While it’s not yet been possible to establish a firm attribution for these cabinets, their sophisticated design and technical proficiency could only have been executed by a small number of workshops and it seems likely that they were supplied by a London maker. By tradition, the Dukes of Leinster frequented Irish craftsmen and the family has always attributed these corner cabinets to William Moore (d. 1814). Moore’s work displays a characteristic repertoire of motifs but the marquetry decoration of these cabinets does not seem to conform and indeed there are no direct parallels with anything in Moore’s known (or attributed) oeuvre (R. Luddy, ‘Every article in the inlaid way’; The Furniture of William Moore’, Irish Arts Review Yearbook, 2002, pp. 44-54).

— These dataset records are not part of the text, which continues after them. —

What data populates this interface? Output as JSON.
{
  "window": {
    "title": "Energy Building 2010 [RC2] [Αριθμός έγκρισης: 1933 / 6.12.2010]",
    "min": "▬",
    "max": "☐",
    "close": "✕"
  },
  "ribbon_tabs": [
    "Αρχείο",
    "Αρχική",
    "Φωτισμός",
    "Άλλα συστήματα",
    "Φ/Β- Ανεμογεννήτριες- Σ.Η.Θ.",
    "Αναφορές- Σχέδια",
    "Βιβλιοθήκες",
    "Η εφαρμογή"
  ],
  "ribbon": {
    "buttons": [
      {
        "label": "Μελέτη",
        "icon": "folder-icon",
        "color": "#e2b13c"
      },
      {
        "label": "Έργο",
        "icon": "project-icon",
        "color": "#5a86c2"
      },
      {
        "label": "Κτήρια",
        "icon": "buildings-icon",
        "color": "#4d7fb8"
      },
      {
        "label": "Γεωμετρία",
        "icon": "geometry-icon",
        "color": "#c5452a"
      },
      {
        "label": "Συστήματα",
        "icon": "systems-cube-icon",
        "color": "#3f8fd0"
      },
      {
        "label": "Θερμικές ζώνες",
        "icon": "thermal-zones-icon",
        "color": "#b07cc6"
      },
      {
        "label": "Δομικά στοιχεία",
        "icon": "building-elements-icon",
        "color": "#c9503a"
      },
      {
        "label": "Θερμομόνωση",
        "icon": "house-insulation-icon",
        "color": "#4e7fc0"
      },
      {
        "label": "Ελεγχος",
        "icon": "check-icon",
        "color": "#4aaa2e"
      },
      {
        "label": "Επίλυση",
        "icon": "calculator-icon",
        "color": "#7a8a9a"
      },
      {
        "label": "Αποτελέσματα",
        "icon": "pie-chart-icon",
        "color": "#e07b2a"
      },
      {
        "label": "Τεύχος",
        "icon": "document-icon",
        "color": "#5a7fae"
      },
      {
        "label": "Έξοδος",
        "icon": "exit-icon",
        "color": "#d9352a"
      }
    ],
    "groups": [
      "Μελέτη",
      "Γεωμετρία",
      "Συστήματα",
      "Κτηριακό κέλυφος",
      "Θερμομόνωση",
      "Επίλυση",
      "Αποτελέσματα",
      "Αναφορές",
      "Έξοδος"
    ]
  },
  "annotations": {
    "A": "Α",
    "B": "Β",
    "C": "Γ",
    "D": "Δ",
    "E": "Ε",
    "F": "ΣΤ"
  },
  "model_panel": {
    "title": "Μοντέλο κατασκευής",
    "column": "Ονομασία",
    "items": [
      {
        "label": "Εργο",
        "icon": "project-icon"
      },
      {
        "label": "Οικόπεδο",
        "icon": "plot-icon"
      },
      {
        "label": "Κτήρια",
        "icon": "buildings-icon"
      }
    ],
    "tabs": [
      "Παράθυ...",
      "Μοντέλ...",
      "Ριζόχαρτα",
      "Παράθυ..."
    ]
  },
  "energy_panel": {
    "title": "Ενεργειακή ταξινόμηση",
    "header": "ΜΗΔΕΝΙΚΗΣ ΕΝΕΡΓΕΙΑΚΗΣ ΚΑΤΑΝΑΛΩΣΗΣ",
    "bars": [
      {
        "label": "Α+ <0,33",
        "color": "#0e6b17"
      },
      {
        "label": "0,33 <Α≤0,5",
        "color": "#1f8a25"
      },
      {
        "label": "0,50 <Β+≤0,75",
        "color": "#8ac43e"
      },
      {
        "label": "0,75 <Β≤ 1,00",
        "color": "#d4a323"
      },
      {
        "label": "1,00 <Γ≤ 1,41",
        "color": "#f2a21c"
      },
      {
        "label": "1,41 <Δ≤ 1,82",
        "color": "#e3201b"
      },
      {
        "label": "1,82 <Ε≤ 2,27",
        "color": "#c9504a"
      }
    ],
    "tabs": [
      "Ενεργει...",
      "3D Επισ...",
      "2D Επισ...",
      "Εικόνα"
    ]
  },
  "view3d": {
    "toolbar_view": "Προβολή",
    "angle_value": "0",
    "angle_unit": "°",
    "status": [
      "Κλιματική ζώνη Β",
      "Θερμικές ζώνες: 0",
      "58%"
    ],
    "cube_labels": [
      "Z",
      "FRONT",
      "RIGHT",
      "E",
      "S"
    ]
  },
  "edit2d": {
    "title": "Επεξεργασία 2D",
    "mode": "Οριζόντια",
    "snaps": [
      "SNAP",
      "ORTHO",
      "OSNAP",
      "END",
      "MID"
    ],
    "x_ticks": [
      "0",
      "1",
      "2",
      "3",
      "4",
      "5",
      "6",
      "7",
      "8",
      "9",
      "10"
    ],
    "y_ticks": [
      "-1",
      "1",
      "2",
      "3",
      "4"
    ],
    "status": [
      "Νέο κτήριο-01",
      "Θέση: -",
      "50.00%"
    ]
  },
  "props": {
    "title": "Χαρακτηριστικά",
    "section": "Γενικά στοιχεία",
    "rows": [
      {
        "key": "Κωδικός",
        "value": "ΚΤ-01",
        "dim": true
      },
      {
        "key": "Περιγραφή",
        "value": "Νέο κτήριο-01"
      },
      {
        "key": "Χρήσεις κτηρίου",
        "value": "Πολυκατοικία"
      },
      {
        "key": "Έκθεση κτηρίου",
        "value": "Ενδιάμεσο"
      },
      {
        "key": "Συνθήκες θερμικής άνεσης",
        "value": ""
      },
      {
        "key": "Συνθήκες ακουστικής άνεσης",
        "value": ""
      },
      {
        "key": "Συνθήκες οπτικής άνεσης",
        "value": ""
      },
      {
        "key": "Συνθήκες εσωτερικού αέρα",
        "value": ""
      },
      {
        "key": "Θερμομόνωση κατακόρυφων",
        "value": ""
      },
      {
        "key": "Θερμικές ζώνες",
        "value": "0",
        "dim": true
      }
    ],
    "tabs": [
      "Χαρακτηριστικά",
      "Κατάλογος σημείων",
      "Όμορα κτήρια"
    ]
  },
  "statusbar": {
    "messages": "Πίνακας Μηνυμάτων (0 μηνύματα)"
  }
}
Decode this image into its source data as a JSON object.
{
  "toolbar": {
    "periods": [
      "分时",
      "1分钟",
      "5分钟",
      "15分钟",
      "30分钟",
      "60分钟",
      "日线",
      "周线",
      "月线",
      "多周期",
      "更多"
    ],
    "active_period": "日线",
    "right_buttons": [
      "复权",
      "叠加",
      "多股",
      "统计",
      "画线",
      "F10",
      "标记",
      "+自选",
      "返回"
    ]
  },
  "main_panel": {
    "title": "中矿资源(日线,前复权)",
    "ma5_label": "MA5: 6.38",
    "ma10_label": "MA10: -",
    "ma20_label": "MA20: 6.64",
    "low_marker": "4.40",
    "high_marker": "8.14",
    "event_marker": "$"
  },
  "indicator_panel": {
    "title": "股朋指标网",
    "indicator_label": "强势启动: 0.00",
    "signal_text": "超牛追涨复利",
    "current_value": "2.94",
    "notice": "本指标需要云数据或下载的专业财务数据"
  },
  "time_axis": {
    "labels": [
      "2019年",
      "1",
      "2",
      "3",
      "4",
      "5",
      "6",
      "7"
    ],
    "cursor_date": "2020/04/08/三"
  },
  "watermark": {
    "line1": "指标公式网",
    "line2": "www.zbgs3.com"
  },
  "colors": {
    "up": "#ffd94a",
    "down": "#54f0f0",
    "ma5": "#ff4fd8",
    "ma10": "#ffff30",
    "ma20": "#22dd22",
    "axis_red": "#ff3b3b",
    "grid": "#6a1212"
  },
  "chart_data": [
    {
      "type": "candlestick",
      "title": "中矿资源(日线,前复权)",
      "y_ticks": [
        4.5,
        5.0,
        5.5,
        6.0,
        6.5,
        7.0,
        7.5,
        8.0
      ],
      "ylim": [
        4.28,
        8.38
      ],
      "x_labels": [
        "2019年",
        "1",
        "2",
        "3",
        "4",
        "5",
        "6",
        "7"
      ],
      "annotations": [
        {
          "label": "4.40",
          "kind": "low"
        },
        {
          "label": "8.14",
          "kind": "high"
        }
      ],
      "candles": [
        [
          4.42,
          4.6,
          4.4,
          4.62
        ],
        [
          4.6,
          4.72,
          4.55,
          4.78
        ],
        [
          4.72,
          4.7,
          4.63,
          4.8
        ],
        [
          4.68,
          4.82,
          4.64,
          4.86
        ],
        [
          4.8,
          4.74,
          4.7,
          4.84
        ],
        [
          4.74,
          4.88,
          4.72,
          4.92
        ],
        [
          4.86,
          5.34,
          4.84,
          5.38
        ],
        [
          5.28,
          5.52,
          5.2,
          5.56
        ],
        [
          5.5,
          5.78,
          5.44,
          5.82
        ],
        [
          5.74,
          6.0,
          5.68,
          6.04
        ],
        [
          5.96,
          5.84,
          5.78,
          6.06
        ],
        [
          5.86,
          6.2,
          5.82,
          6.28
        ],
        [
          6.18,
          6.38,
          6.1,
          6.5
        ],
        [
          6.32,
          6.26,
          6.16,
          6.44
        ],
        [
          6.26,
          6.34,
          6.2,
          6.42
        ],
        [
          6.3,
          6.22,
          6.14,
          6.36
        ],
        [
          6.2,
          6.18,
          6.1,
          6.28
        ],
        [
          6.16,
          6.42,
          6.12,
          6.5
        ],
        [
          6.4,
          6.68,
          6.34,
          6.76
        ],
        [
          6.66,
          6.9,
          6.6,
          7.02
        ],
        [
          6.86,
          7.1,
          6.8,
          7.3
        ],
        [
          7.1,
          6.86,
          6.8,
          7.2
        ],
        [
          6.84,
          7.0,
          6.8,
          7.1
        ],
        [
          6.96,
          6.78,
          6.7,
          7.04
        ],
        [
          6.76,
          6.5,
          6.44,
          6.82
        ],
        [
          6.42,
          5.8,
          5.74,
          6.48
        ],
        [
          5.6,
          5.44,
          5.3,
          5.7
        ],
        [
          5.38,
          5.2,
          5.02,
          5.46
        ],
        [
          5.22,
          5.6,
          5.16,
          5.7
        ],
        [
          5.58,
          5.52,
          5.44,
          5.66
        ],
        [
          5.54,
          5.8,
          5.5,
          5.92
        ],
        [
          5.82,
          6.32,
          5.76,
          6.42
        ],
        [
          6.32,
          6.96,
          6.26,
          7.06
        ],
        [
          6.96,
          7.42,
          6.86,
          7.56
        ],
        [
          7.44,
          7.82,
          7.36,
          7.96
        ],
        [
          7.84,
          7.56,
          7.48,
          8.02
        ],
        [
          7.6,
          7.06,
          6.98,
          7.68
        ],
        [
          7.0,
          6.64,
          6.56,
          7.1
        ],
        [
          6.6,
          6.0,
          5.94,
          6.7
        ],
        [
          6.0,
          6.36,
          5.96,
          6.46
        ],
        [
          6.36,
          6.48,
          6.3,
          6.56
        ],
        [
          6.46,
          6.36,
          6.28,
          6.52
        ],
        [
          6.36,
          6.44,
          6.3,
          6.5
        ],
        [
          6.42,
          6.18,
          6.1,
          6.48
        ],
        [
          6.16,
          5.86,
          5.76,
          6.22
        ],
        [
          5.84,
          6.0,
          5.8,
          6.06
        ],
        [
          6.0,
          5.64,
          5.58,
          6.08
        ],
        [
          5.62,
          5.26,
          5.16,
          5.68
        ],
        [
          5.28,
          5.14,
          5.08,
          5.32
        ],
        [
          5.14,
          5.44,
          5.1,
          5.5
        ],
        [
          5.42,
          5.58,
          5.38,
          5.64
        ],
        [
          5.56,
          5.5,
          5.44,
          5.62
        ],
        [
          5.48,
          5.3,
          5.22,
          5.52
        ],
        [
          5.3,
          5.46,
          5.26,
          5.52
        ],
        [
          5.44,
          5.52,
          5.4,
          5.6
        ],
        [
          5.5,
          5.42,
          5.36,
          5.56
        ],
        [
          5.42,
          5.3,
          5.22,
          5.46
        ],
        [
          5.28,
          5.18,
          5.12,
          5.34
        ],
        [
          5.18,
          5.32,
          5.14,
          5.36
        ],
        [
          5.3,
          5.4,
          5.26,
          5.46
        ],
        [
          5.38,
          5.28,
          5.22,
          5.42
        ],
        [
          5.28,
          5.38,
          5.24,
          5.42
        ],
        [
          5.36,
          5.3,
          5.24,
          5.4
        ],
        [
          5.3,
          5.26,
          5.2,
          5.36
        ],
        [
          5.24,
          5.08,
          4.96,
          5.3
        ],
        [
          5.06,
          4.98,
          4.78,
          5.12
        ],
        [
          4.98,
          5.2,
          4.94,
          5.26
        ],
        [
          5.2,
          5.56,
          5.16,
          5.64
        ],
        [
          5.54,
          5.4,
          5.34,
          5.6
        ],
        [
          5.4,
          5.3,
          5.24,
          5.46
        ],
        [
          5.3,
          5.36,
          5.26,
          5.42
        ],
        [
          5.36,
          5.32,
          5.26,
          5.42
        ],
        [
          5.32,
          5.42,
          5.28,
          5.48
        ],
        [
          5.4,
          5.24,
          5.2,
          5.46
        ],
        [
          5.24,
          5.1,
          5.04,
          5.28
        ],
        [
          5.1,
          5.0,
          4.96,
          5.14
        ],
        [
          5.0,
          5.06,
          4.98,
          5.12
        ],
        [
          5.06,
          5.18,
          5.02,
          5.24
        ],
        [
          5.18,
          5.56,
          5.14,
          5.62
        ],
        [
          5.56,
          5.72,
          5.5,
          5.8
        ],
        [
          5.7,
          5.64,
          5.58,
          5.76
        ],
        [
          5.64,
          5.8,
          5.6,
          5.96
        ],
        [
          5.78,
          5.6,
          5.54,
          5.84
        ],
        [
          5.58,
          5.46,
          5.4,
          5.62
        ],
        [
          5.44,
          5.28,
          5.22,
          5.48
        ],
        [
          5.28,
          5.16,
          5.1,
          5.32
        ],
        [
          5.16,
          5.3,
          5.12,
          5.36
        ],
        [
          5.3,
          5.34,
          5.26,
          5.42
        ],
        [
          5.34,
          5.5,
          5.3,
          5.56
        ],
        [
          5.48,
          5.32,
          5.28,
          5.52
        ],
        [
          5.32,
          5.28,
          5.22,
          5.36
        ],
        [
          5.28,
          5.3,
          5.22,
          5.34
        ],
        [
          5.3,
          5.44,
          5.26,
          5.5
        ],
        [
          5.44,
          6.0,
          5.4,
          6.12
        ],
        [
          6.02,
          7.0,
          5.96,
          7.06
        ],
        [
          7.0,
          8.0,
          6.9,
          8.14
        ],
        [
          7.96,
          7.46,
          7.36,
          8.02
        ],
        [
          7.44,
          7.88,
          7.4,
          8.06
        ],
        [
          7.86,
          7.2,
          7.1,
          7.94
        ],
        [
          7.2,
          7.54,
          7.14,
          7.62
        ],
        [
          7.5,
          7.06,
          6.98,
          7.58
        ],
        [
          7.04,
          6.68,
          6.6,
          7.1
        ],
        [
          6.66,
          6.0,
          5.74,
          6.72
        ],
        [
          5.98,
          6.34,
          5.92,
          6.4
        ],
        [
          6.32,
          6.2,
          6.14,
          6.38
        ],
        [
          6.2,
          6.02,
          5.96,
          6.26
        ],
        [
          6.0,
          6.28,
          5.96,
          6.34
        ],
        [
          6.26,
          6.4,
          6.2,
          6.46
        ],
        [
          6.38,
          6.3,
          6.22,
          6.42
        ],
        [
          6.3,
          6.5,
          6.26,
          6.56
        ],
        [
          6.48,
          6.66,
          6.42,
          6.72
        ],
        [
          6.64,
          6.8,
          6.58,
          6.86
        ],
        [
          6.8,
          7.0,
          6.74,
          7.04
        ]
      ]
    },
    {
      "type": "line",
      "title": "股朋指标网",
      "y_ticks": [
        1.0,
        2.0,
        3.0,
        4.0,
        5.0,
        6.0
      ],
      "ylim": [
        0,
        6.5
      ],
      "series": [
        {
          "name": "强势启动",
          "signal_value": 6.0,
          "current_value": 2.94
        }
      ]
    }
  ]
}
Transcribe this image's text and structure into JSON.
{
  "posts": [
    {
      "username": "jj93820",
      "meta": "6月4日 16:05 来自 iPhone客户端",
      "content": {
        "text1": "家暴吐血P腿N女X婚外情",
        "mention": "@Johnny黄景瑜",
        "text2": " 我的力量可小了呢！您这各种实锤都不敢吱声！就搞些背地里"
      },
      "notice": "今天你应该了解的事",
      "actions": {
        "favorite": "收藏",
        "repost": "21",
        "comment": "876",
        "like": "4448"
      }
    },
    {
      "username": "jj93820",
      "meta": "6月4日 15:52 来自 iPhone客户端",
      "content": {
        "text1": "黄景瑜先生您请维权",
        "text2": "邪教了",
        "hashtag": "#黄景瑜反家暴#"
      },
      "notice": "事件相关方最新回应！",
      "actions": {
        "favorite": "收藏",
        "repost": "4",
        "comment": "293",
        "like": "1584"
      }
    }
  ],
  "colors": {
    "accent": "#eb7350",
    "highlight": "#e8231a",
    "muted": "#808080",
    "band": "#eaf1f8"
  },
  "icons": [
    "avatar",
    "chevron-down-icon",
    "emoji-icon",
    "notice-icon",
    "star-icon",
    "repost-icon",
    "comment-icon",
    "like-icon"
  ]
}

Before establishing his business in Dublin around 1782, Moore trained in the London workshops of Messrs. Mayhew and Ince, who were among an elite group of cabinet-makers supplying superb quality neo-classical marquetry furniture, often with brilliant metal embellishment. They counted among their clients a number of Anglo-Irish aristocrats with residences in London and Ireland, such as James Alexander, 1st Earl of Caledon, Francis Thomas-FitzMaurice, 3rd Earl of Kerry and George Brodrick, 4th Viscount Midleton (although Lord Kerry did not reside at his Irish seat) (Roberts, op. cit.; C. Cator, ‘The Earl of Kerry and Mayhew & Ince’, Furniture History, 1990, pp. 27-33). Furthermore, related marquetry designs featured on a commode attributed to Ince & Mayhew, formerly in the collection of Dudley Coutts Marjoribanks, 1st Baron Tweedmouth (1820-94) at Guisachan House, Inverness, Scotland, now in the Metropolitan Museum of Art, New York (accession no. 64.101.1145). Connections may also be drawn between the Duke of Leinster and Mayhew and Ince through James Wyatt and also William Chambers, who was proposed as architect for Leinster House by William FitzGerald’s father the 1st Duke.
However, until more information comes to light the identity of the maker of these remarkable cabinets remains unknown.
A detailed metallurgical analysis of the mounts, commissioned by Apter-Fredericks from Dr Peter Northover of Metallurgy and Archaeology, shows that the mounts examined have compositions typical of the second half of the 18th century, particularly the period 1750-80, after which compositions changed. The full report is available on request.